Omaha's Johnny Goodman, who had come a long way since he rode to his first tournament blind baggage seven years ago, was teamed with Lawson Little of San Francisco. Semifinalist in last year's National Amateur, Golfer Little is accustomed to playing in the world's far corners, having learned the game while his father was an army officer stationed in Tientsin. Opposing Little and Goodman were huge Cyril Tolley and Roger Wethered. That match was won on the first tee when Little stepped up to the ball and lined a drive 30 demoralizing yards farther than Wethered's. Long before the match ended 8 and 6 in favor of the U. S. pair, the solemn crowd of spectators, brightened here and there by the scarlet gowns of St. Andrews University students, went looking elsewhere for a more encouraging performance by their countrymen.

They did not find it in the match in which cocky Gus Moreland of Dallas and poker-faced Jack Westland of Chicago trounced Eric Fiddian and Harry Bentley 6 and 5. But British hopes looked brighter and a St. Andrews jinx held good when U. S. Team-Captain Ouimet and George Dunlap faced Eric McRuvie and Jack McLean, both Scots. Ouimet, who has played on every Walker Cup team, had never won a Walker match at St. Andrews, nor did he win this one. The match ended at the 34th hole, the Britons 4 up.
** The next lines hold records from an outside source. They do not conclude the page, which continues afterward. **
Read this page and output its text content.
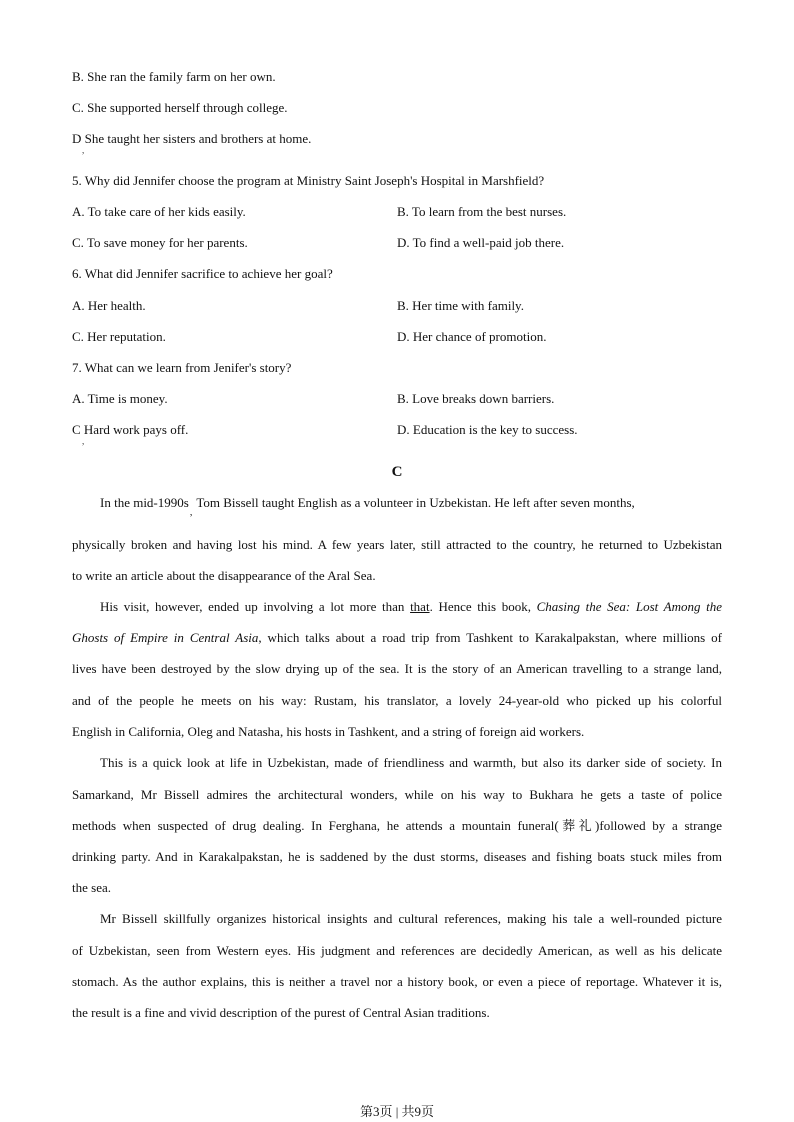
B. She ran the family farm on her own.
C. She supported herself through college.
D She taught her sisters and brothers at home.
,
5. Why did Jennifer choose the program at Ministry Saint Joseph's Hospital in Marshfield?
A. To take care of her kids easily.	B. To learn from the best nurses.
C. To save money for her parents.	D. To find a well-paid job there.
6. What did Jennifer sacrifice to achieve her goal?
A. Her health.	B. Her time with family.
C. Her reputation.	D. Her chance of promotion.
7. What can we learn from Jenifer's story?
A. Time is money.	B. Love breaks down barriers.
C Hard work pays off.	D. Education is the key to success.
,
C
In the mid-$1990s_,Tom$ Bissell taught English as a volunteer in Uzbekistan. He left after seven months,
physically broken and having lost his mind. A few years later, still attracted to the country, he returned to Uzbekistan
to write an article about the disappearance of the Aral Sea.
His visit, however, ended up involving a lot more than that. Hence this book, Chasing the Sea: Lost Among the
Ghosts of Empire in Central Asia, which talks about a road trip from Tashkent to Karakalpakstan, where millions of
lives have been destroyed by the slow drying up of the sea. It is the story of an American travelling to a strange land,
and of the people he meets on his way: Rustam, his translator, a lovely 24-year-old who picked up his colorful
English in California, Oleg and Natasha, his hosts in Tashkent, and a string of foreign aid workers.
This is a quick look at life in Uzbekistan, made of friendliness and warmth, but also its darker side of society. In
Samarkand, Mr Bissell admires the architectural wonders, while on his way to Bukhara he gets a taste of police
methods when suspected of drug dealing. In Ferghana, he attends a mountain funeral(葬礼)followed by a strange
drinking party. And in Karakalpakstan, he is saddened by the dust storms, diseases and fishing boats stuck miles from
the sea.
Mr Bissell skillfully organizes historical insights and cultural references, making his tale a well-rounded picture
of Uzbekistan, seen from Western eyes. His judgment and references are decidedly American, as well as his delicate
stomach. As the author explains, this is neither a travel nor a history book, or even a piece of reportage. Whatever it is,
the result is a fine and vivid description of the purest of Central Asian traditions.
第3页 | 共9页
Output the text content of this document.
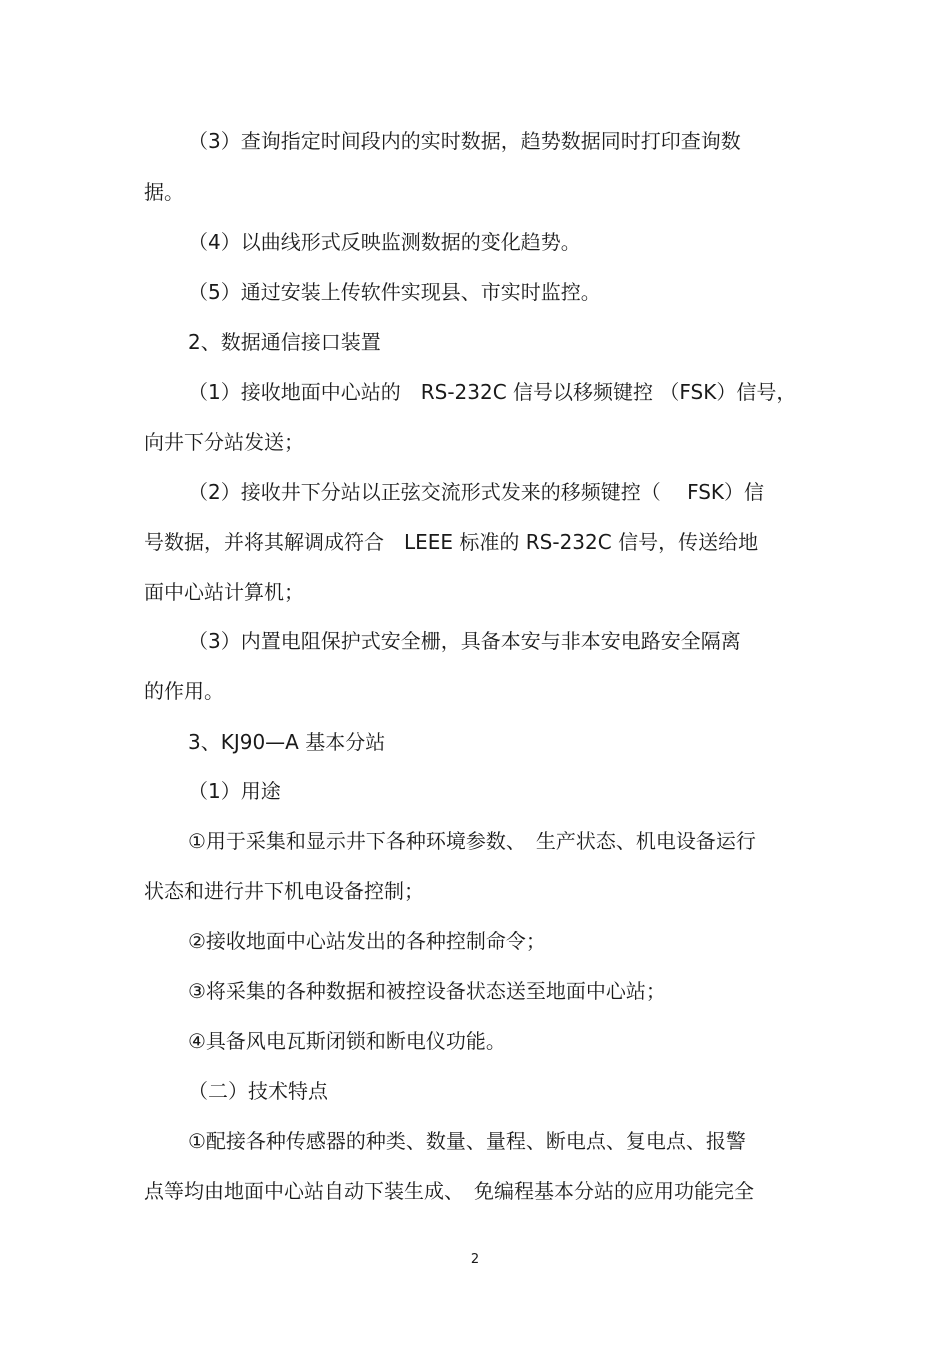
（3）查询指定时间段内的实时数据，趋势数据同时打印查询数
据。
（4）以曲线形式反映监测数据的变化趋势。
（5）通过安装上传软件实现县、市实时监控。
2、数据通信接口装置
（1）接收地面中心站的　RS-232C 信号以移频键控 （FSK）信号，
向井下分站发送；
（2）接收井下分站以正弦交流形式发来的移频键控（　 FSK）信
号数据，并将其解调成符合　LEEE 标准的 RS-232C 信号，传送给地
面中心站计算机；
（3）内置电阻保护式安全栅，具备本安与非本安电路安全隔离
的作用。
3、KJ90—A 基本分站
（1）用途
①用于采集和显示井下各种环境参数、　生产状态、机电设备运行
状态和进行井下机电设备控制；
②接收地面中心站发出的各种控制命令；
③将采集的各种数据和被控设备状态送至地面中心站；
④具备风电瓦斯闭锁和断电仪功能。
（二）技术特点
①配接各种传感器的种类、数量、量程、断电点、复电点、报警
点等均由地面中心站自动下装生成、　免编程基本分站的应用功能完全
2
The match which most St. Andrews sentimentalists looked forward to provided the one eccentric shot of the day. British team captain was the Hon. Michael Scott, a grey-haired, hard-thewed old army officer, who won the Australian championship in 1904, came back last year to win the British Amateur at 55. With Sam McKinlay, outstanding Scotch amateur, he teed off against a pair of U. S. oldsters: Banker Max Marston, 41, of Philadelphia, and Fruit Grower Harry Chandler Egan, 50, of Oregon. Golfer Egan, as a Harvard undergraduate, won the U. S. amateur title in 1904 and 1905. He quit national tournament play in 1911 when he moved West, came back strong 18 years later. He won his place on the Walker Cup team when he defeated Johnny Goodman in the first round of match play in last year's National Amateur. At lunchtime, Captain Scott, who some times startles his compatriots by chewing gum, was confident that his unspectacular but precise game would sooner or later break down his opponents. In the after noon, turning for the two-mile struggle back to the club house, Messrs. Egan and Marston heard that the youngsters on their side had scored two victories. On the short 29th the British seemed certain to square the match. McKinlay's drive stopped within easy putting distance of the cup. The U. S. ball was also close to the cup. Captain Scott tugged at his little chevron-like mustache, putted. His ball clicked the U. S. ball, spun away. The U. S. ball dropped into the cup. That was too much for Captain Scott. He flubbed his drive on the 30th. On the 32nd he flopped into Hell's Bunker, a deep and evil pothole. The next two holes were halved, closing the match on the 34th with the U. S. oldsters 3 up. Scores for the day: U. S., 3: Britain, 1.

Singles. Next morning the U. S. team rose to find the wind whipping combers off the North Sea and a drizzling rain falling. Such weather, however, did not prevent them from completely walking away with their British opponents.

Every time Johnny Goodman cracked out a satisfactory shot, he cried: "Wham, diddy!" "Stymies and long putts kept whizzing at me like shells," Captain Scott ruefully recalled when he came back to the club house, defeated by Goodman. Five other U. S. golfers, including Captain Ouimet, beat their men. Jack Westland halved his match with Eric McRuvie and Banker Marston lost his. Duel of the day was between long-driving Lawson Little and Cyril Tolley. Little outdrove Tolley who spent most of the afternoon in the bunkers. When they shook hands on the 31st green, a Scotsman in the gallery muttered: "He's thanking the American for a valuable lesson." Total score: U. S., 9; British, 2.